Ahh, the mysteries of Linux audio! ;-)
Thanks for supporting Linux gaming everyone! We hope the Linux version of Osmos does well enough that we can continue to port our games to the platform in the future.
Happy Osmoting all,
Dave
May 3rd, 2010 at 9:48 am
I actually grabbed the tarball, because I’ve found it’s usually the easiest way to go with stuff like games, or really most non-distro-provided packages… I’m on CentOS 5.4, so not exactly your bleeding edge gaming distro… ;-) That’s surely why the system libraries are behind the times… (The libvorbis version is 1.1.2, plus whatever patches Red Hat has backported, so that explains the missing ov_fopen()…)
May 4th, 2010 at 6:59 am
Hi !
I had to lauch the game with “aoss OsmosDemo” in order to get the sound to work :-)
(Ubuntu 10.04, Pulseaudio server uninstalled)
May 4th, 2010 at 7:00 am
BTW I also get this on the terminal, even when sound works: bt_audio_service_open: connect() failed: Connection refused (111)
May 4th, 2010 at 7:56 am
Hi torturedutopian,
That error is a sign that PulseAudio is misconfigured on your machine (which likely has something to do with you need to run Osmos in aoss). I’ve added config settings to Osmos that work around audio issues like this; for details, please visit the FAQ and forums at our website.
Thanks!
Dave
Hemisphere Games
May 4th, 2010 at 1:15 pm
>Ahh, the mysteries of Linux audio! ;-)
The mysteries of odd people, hiding their source code, so that people can’t just fix/rebuild it if needed.
>In any case, glad you managed to get it working somehow!
Sounds like a mockery.
May 5th, 2010 at 4:50 am
@sinister13 ah the oddness of people thinking everything under the sun needs to be open source, it’s a commercial game, go figure
May 5th, 2010 at 5:38 am
>ah the oddness of people thinking everything under the sun needs to be open source, it’s a commercial game, go figure
How on earth the free (as in freedom) source code would prevent it to be commercial?
May 6th, 2010 at 10:17 am
@sinister13 from that comment alone you have a lot to learn, now why don’t you go bug id software for not giving us the source code to say quake 4 eh?
May 6th, 2010 at 12:46 pm
>from that comment alone you have a lot to learn:
Oh man, how clever you are!
>why don’t you go bug id software for not giving us the source code to say quake 4 eh?

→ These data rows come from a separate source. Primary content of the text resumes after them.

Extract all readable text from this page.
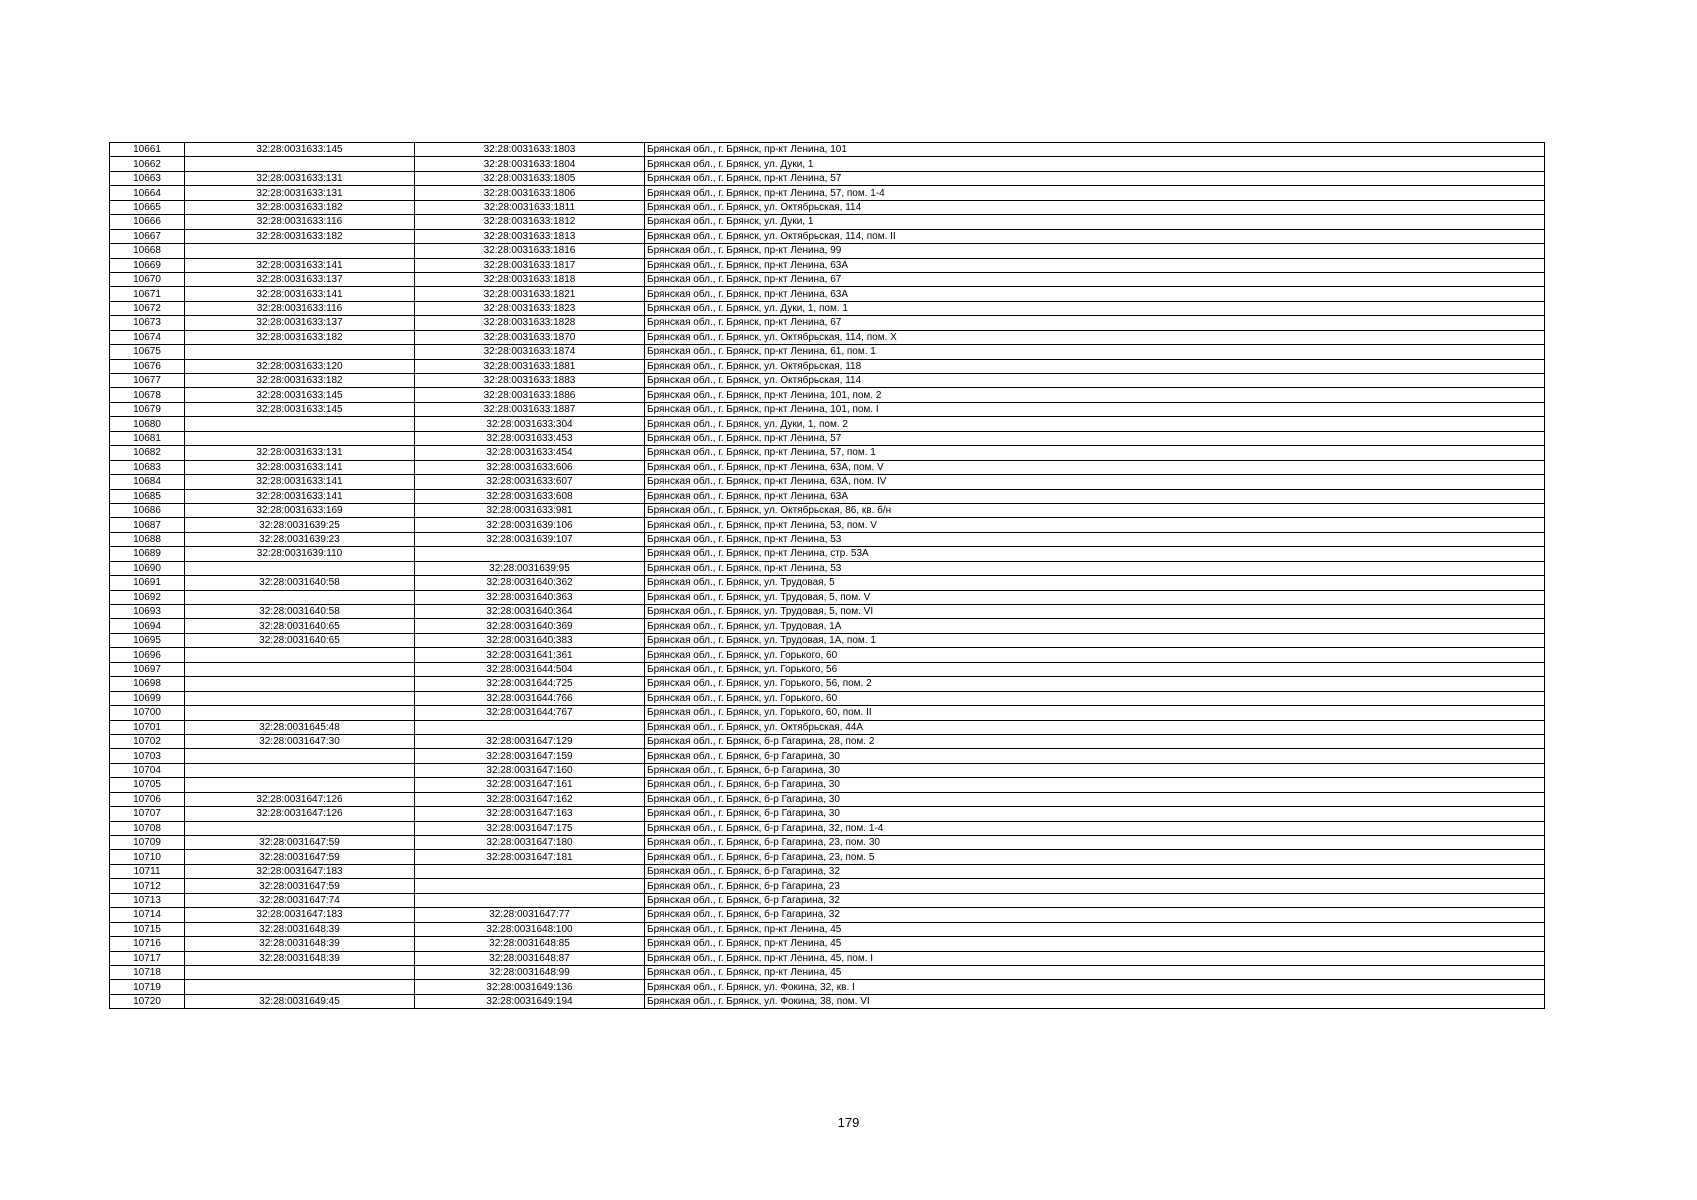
10661	32:28:0031633:145	32:28:0031633:1803	Брянская обл., г. Брянск, пр-кт Ленина, 101
10662		32:28:0031633:1804	Брянская обл., г. Брянск, ул. Дуки, 1
10663	32:28:0031633:131	32:28:0031633:1805	Брянская обл., г. Брянск, пр-кт Ленина, 57
10664	32:28:0031633:131	32:28:0031633:1806	Брянская обл., г. Брянск, пр-кт Ленина, 57, пом. 1-4
10665	32:28:0031633:182	32:28:0031633:1811	Брянская обл., г. Брянск, ул. Октябрьская, 114
10666	32:28:0031633:116	32:28:0031633:1812	Брянская обл., г. Брянск, ул. Дуки, 1
10667	32:28:0031633:182	32:28:0031633:1813	Брянская обл., г. Брянск, ул. Октябрьская, 114, пом. II
10668		32:28:0031633:1816	Брянская обл., г. Брянск, пр-кт Ленина, 99
10669	32:28:0031633:141	32:28:0031633:1817	Брянская обл., г. Брянск, пр-кт Ленина, 63А
10670	32:28:0031633:137	32:28:0031633:1818	Брянская обл., г. Брянск, пр-кт Ленина, 67
10671	32:28:0031633:141	32:28:0031633:1821	Брянская обл., г. Брянск, пр-кт Ленина, 63А
10672	32:28:0031633:116	32:28:0031633:1823	Брянская обл., г. Брянск, ул. Дуки, 1, пом. 1
10673	32:28:0031633:137	32:28:0031633:1828	Брянская обл., г. Брянск, пр-кт Ленина, 67
10674	32:28:0031633:182	32:28:0031633:1870	Брянская обл., г. Брянск, ул. Октябрьская, 114, пом. X
10675		32:28:0031633:1874	Брянская обл., г. Брянск, пр-кт Ленина, 61, пом. 1
10676	32:28:0031633:120	32:28:0031633:1881	Брянская обл., г. Брянск, ул. Октябрьская, 118
10677	32:28:0031633:182	32:28:0031633:1883	Брянская обл., г. Брянск, ул. Октябрьская, 114
10678	32:28:0031633:145	32:28:0031633:1886	Брянская обл., г. Брянск, пр-кт Ленина, 101, пом. 2
10679	32:28:0031633:145	32:28:0031633:1887	Брянская обл., г. Брянск, пр-кт Ленина, 101, пом. I
10680		32:28:0031633:304	Брянская обл., г. Брянск, ул. Дуки, 1, пом. 2
10681		32:28:0031633:453	Брянская обл., г. Брянск, пр-кт Ленина, 57
10682	32:28:0031633:131	32:28:0031633:454	Брянская обл., г. Брянск, пр-кт Ленина, 57, пом. 1
10683	32:28:0031633:141	32:28:0031633:606	Брянская обл., г. Брянск, пр-кт Ленина, 63А, пом. V
10684	32:28:0031633:141	32:28:0031633:607	Брянская обл., г. Брянск, пр-кт Ленина, 63А, пом. IV
10685	32:28:0031633:141	32:28:0031633:608	Брянская обл., г. Брянск, пр-кт Ленина, 63А
10686	32:28:0031633:169	32:28:0031633:981	Брянская обл., г. Брянск, ул. Октябрьская, 86, кв. б/н
10687	32:28:0031639:25	32:28:0031639:106	Брянская обл., г. Брянск, пр-кт Ленина, 53, пом. V
10688	32:28:0031639:23	32:28:0031639:107	Брянская обл., г. Брянск, пр-кт Ленина, 53
10689	32:28:0031639:110		Брянская обл., г. Брянск, пр-кт Ленина, стр. 53А
10690		32:28:0031639:95	Брянская обл., г. Брянск, пр-кт Ленина, 53
10691	32:28:0031640:58	32:28:0031640:362	Брянская обл., г. Брянск, ул. Трудовая, 5
10692		32:28:0031640:363	Брянская обл., г. Брянск, ул. Трудовая, 5, пом. V
10693	32:28:0031640:58	32:28:0031640:364	Брянская обл., г. Брянск, ул. Трудовая, 5, пом. VI
10694	32:28:0031640:65	32:28:0031640:369	Брянская обл., г. Брянск, ул. Трудовая, 1А
10695	32:28:0031640:65	32:28:0031640:383	Брянская обл., г. Брянск, ул. Трудовая, 1А, пом. 1
10696		32:28:0031641:361	Брянская обл., г. Брянск, ул. Горького, 60
10697		32:28:0031644:504	Брянская обл., г. Брянск, ул. Горького, 56
10698		32:28:0031644:725	Брянская обл., г. Брянск, ул. Горького, 56, пом. 2
10699		32:28:0031644:766	Брянская обл., г. Брянск, ул. Горького, 60
10700		32:28:0031644:767	Брянская обл., г. Брянск, ул. Горького, 60, пом. II
10701	32:28:0031645:48		Брянская обл., г. Брянск, ул. Октябрьская, 44А
10702	32:28:0031647:30	32:28:0031647:129	Брянская обл., г. Брянск, б-р Гагарина, 28, пом. 2
10703		32:28:0031647:159	Брянская обл., г. Брянск, б-р Гагарина, 30
10704		32:28:0031647:160	Брянская обл., г. Брянск, б-р Гагарина, 30
10705		32:28:0031647:161	Брянская обл., г. Брянск, б-р Гагарина, 30
10706	32:28:0031647:126	32:28:0031647:162	Брянская обл., г. Брянск, б-р Гагарина, 30
10707	32:28:0031647:126	32:28:0031647:163	Брянская обл., г. Брянск, б-р Гагарина, 30
10708		32:28:0031647:175	Брянская обл., г. Брянск, б-р Гагарина, 32, пом. 1-4
10709	32:28:0031647:59	32:28:0031647:180	Брянская обл., г. Брянск, б-р Гагарина, 23, пом. 30
10710	32:28:0031647:59	32:28:0031647:181	Брянская обл., г. Брянск, б-р Гагарина, 23, пом. 5
10711	32:28:0031647:183		Брянская обл., г. Брянск, б-р Гагарина, 32
10712	32:28:0031647:59		Брянская обл., г. Брянск, б-р Гагарина, 23
10713	32:28:0031647:74		Брянская обл., г. Брянск, б-р Гагарина, 32
10714	32:28:0031647:183	32:28:0031647:77	Брянская обл., г. Брянск, б-р Гагарина, 32
10715	32:28:0031648:39	32:28:0031648:100	Брянская обл., г. Брянск, пр-кт Ленина, 45
10716	32:28:0031648:39	32:28:0031648:85	Брянская обл., г. Брянск, пр-кт Ленина, 45
10717	32:28:0031648:39	32:28:0031648:87	Брянская обл., г. Брянск, пр-кт Ленина, 45, пом. I
10718		32:28:0031648:99	Брянская обл., г. Брянск, пр-кт Ленина, 45
10719		32:28:0031649:136	Брянская обл., г. Брянск, ул. Фокина, 32, кв. I
10720	32:28:0031649:45	32:28:0031649:194	Брянская обл., г. Брянск, ул. Фокина, 38, пом. VI
179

Do you think id are gods and can’t be wrong? They are selling their engine and getting some money from it, but it doesn’t make their business more ethical.
They are selling the blob to a people all around the world and this is not ethical. People have the right to control their computers and developers of proprietary software are taking away this freedom.